Pour ce qui est général Toufik, ses avocats ont demandé un ajournement du procès. L’ancien chef du renseignement est, selon ces derniers, malade et son état de santé se serait dégradé. Farouk Ksentini, avocat du général Toufik, a souligné, ce matin, que “la défense a demandé le report du procès, mais aussi, le transfert de l’affaire à la justice civile”.

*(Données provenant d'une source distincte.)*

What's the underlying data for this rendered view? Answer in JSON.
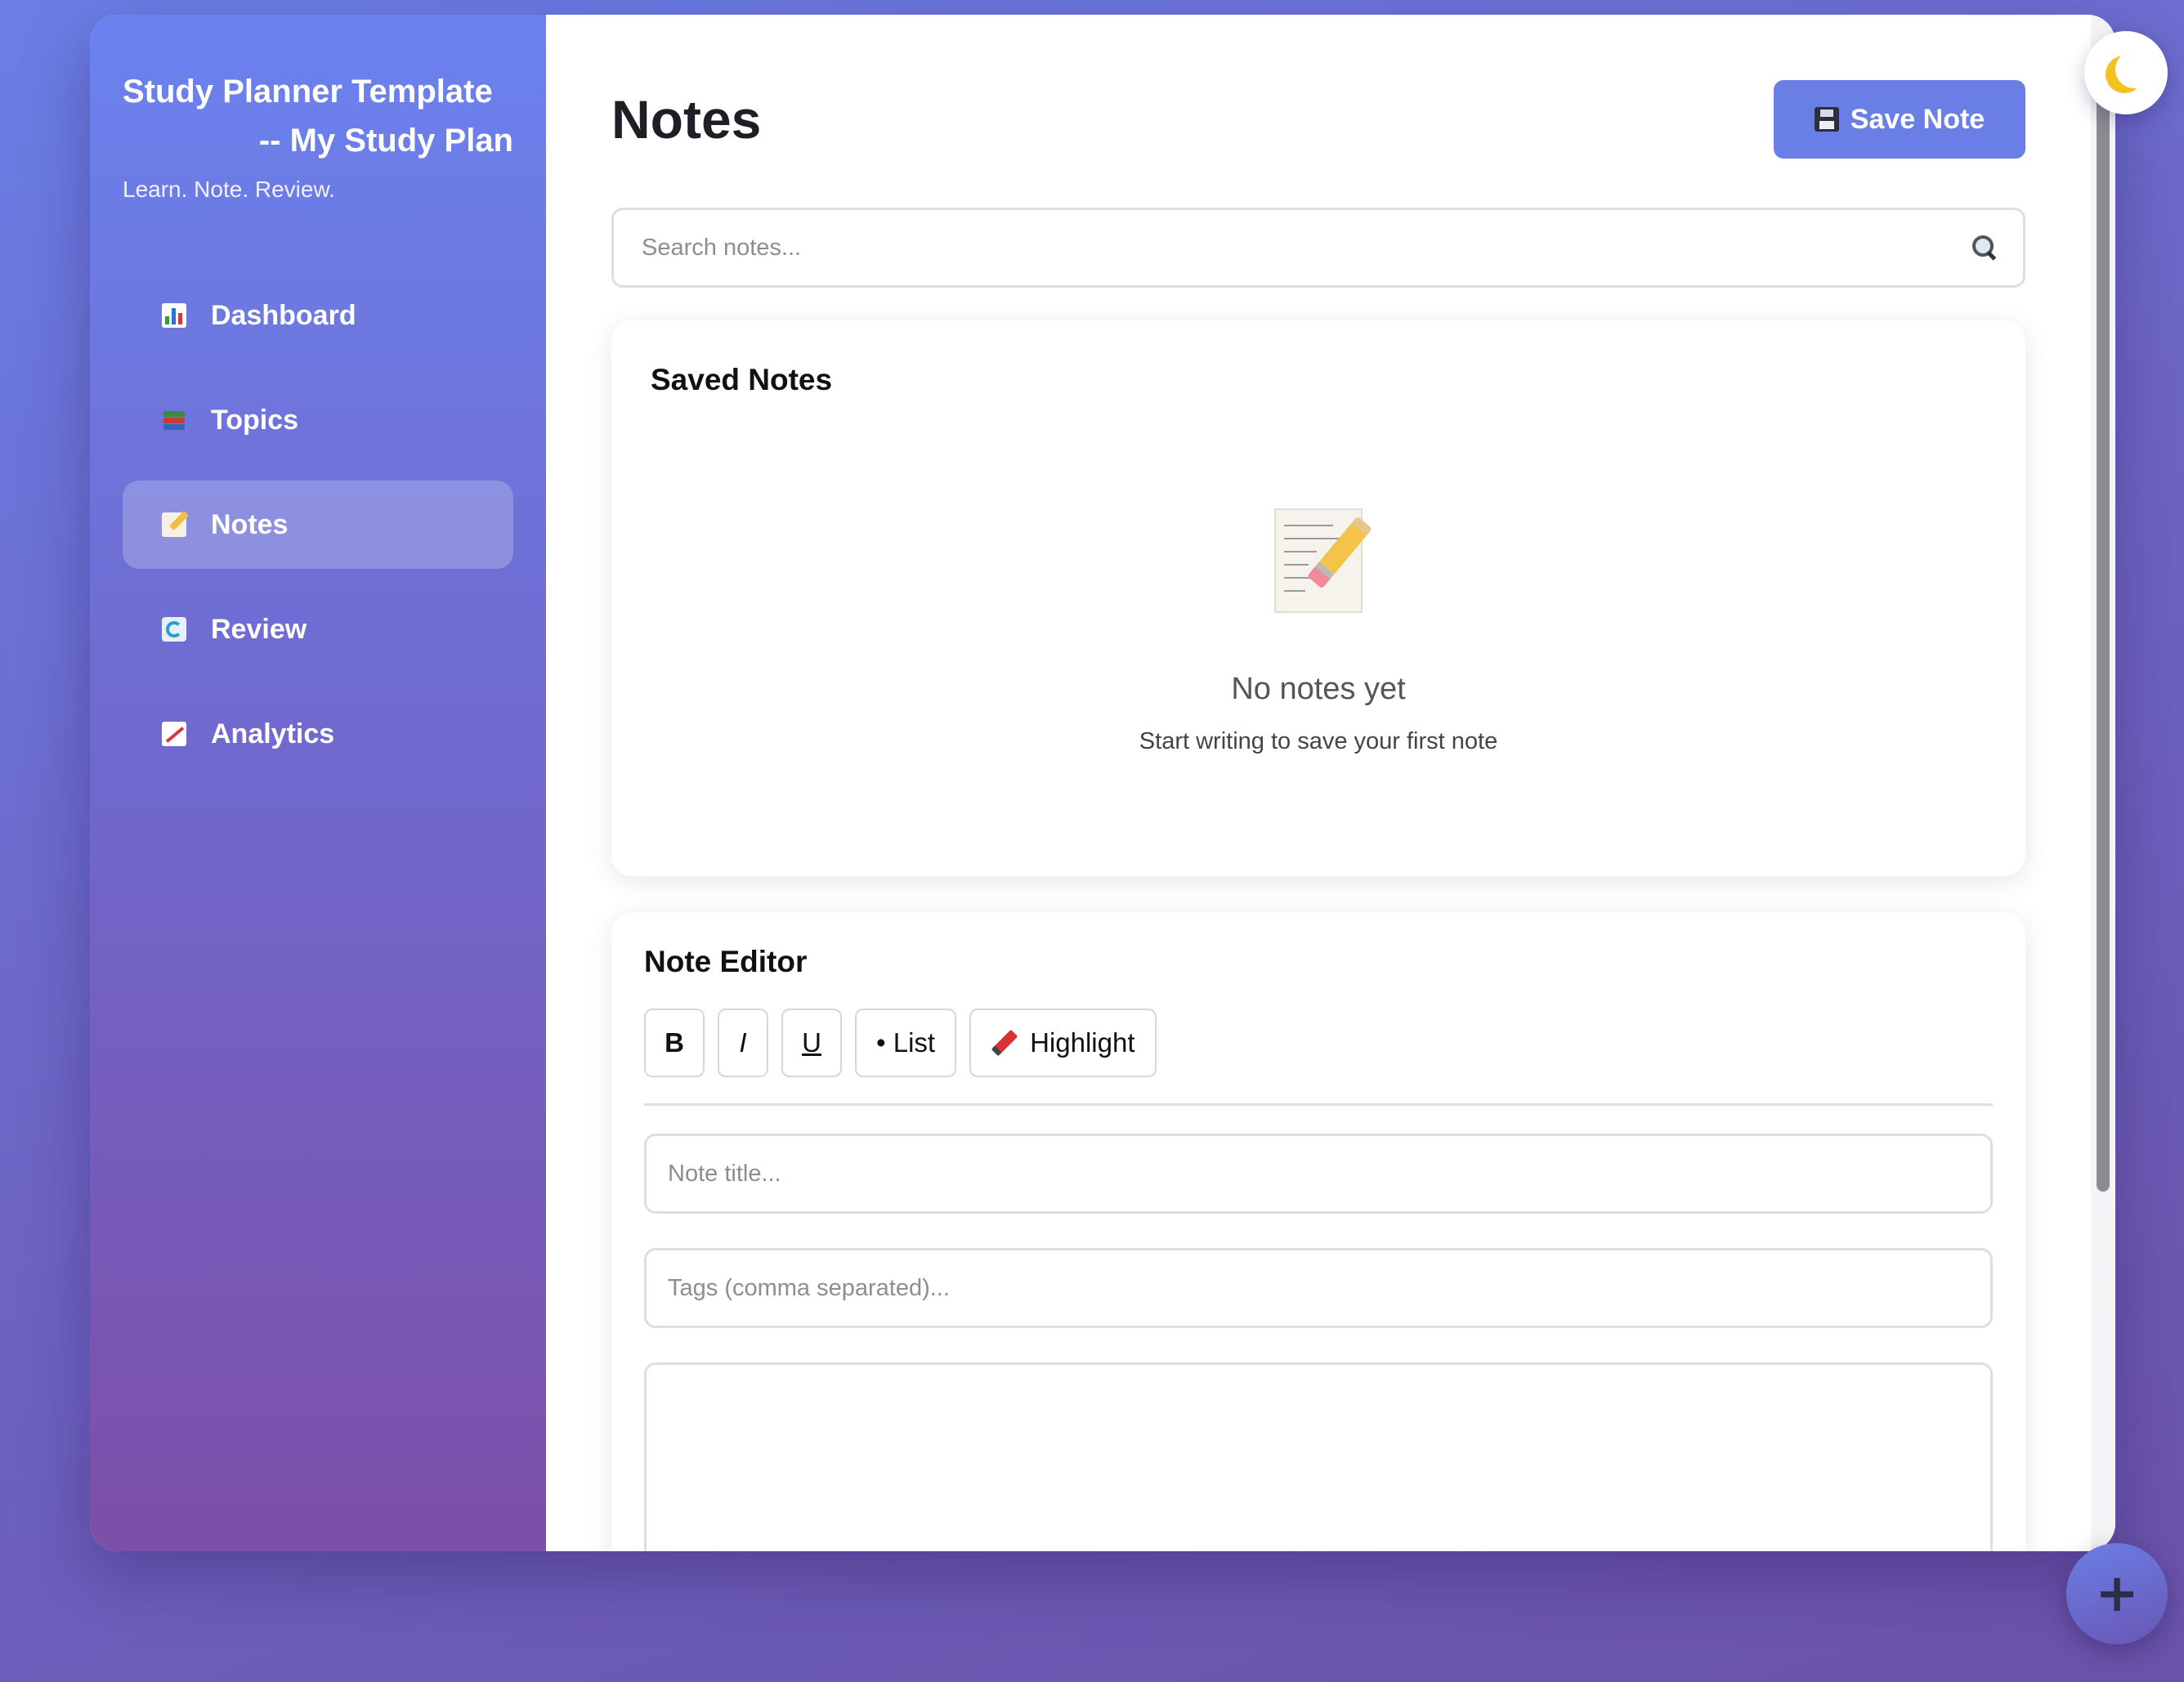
{
  "sidebar": {
    "title_line1": "Study Planner Template",
    "title_line2": "-- My Study Plan",
    "tagline": "Learn. Note. Review.",
    "items": [
      {
        "label": "Dashboard",
        "icon": "bar-chart-icon"
      },
      {
        "label": "Topics",
        "icon": "books-icon"
      },
      {
        "label": "Notes",
        "icon": "memo-icon",
        "active": true
      },
      {
        "label": "Review",
        "icon": "refresh-icon"
      },
      {
        "label": "Analytics",
        "icon": "chart-increasing-icon"
      }
    ]
  },
  "header": {
    "title": "Notes",
    "save_label": "Save Note"
  },
  "search": {
    "placeholder": "Search notes..."
  },
  "saved_notes": {
    "title": "Saved Notes",
    "empty_title": "No notes yet",
    "empty_sub": "Start writing to save your first note"
  },
  "editor": {
    "title": "Note Editor",
    "toolbar": {
      "bold": "B",
      "italic": "I",
      "underline": "U",
      "list": "• List",
      "highlight": "Highlight"
    },
    "title_placeholder": "Note title...",
    "tags_placeholder": "Tags (comma separated)..."
  },
  "fab_label": "+",
  "colors": {
    "accent": "#6a7fe6",
    "sidebar_top": "#6b82ee",
    "sidebar_bottom": "#7c4fa8"
  }
}
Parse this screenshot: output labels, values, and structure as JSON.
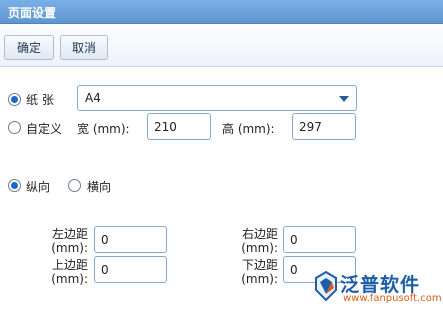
{
  "window": {
    "title": "页面设置"
  },
  "toolbar": {
    "confirm_label": "确定",
    "cancel_label": "取消"
  },
  "paper": {
    "preset_label": "纸 张",
    "preset_selected": true,
    "preset_value": "A4",
    "custom_label": "自定义",
    "custom_selected": false,
    "width_label": "宽 (mm):",
    "width_value": "210",
    "height_label": "高 (mm):",
    "height_value": "297"
  },
  "orientation": {
    "portrait_label": "纵向",
    "portrait_selected": true,
    "landscape_label": "横向",
    "landscape_selected": false
  },
  "margins": {
    "left_label_1": "左边距",
    "left_label_2": "(mm):",
    "left_value": "0",
    "right_label_1": "右边距",
    "right_label_2": "(mm):",
    "right_value": "0",
    "top_label_1": "上边距",
    "top_label_2": "(mm):",
    "top_value": "0",
    "bottom_label_1": "下边距",
    "bottom_label_2": "(mm):",
    "bottom_value": "0"
  },
  "watermark": {
    "brand": "泛普软件",
    "url": "www.fanpusoft.com",
    "icon": "fanpu-logo-icon"
  },
  "colors": {
    "titlebar": "#6aa3dd",
    "accent": "#1a66c9",
    "brand_blue": "#1d5ea8",
    "brand_orange": "#d85f1a"
  }
}
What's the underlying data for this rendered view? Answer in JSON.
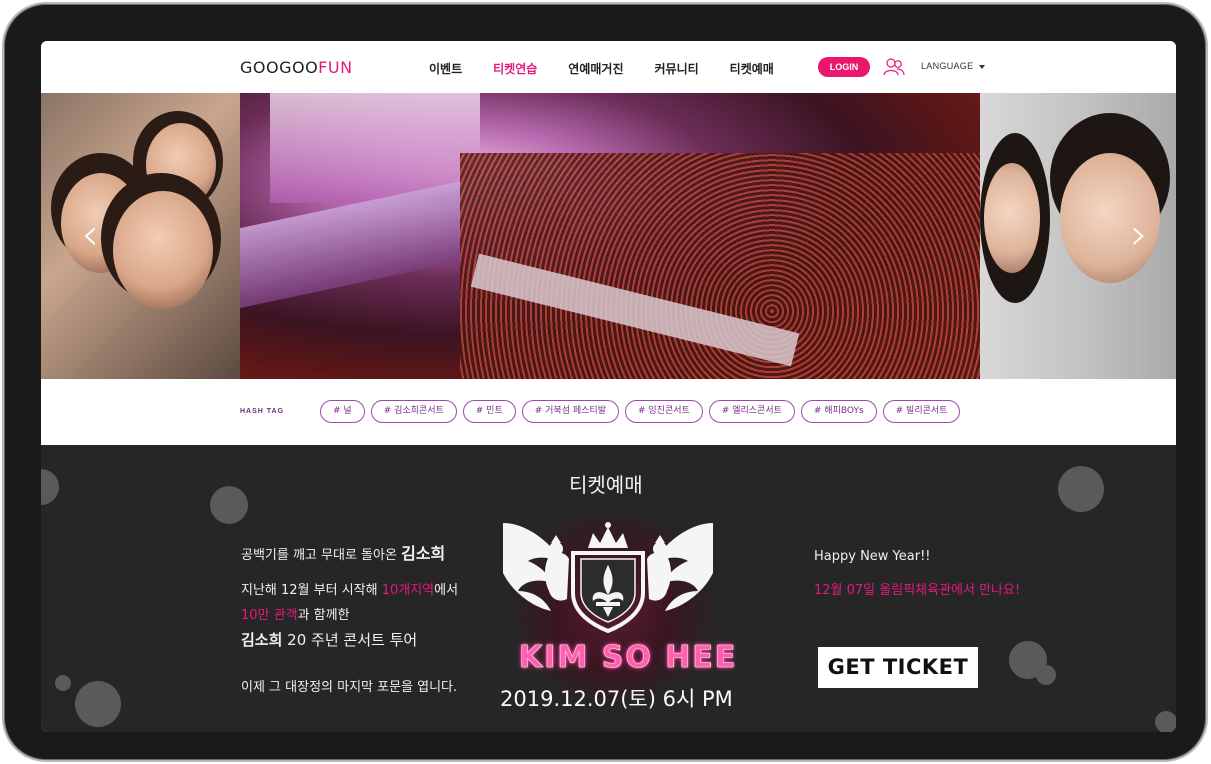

Par ailleurs, le collectif d’avocats de la secrétaire générale du Parti des travailleurs, Louisa Hanoune plaident pour sa remise en liberté. Sa défense explique que le jour de la réunion organisée le 27 février dernier, Mme Hanoune était encore députée, donc, protégée par l’article 126 de la Constitution qui stipule qu’un député ne peut faire l’objet d’une poursuite. Ensuite, en tant que chef de parti politique, elle se doit de donner sa lecture et son analyse de la situation politique du pays, notamment discuter la chute de l’ancien président, Abdelaziz Bouteflika et l’option de la transition politique. Elle est, pour ses avocats, dans son rôle de vouloir changer le régime politique actuel, et ne doit pas être mêlée à l’affaire de “complot” pour laquelle Said, Tartag et Toufik sont impliqués.

Cependant, le procès ne sera finalement pas reporté, comme demandé par les avocats des prévenus. Dans une dépêche diffusée cet après-midi, l’agence officielle (APS) a indiqué que le procès est en cours et qu’un “communiqué final sera rendu public par la juridiction militaire” à son issue.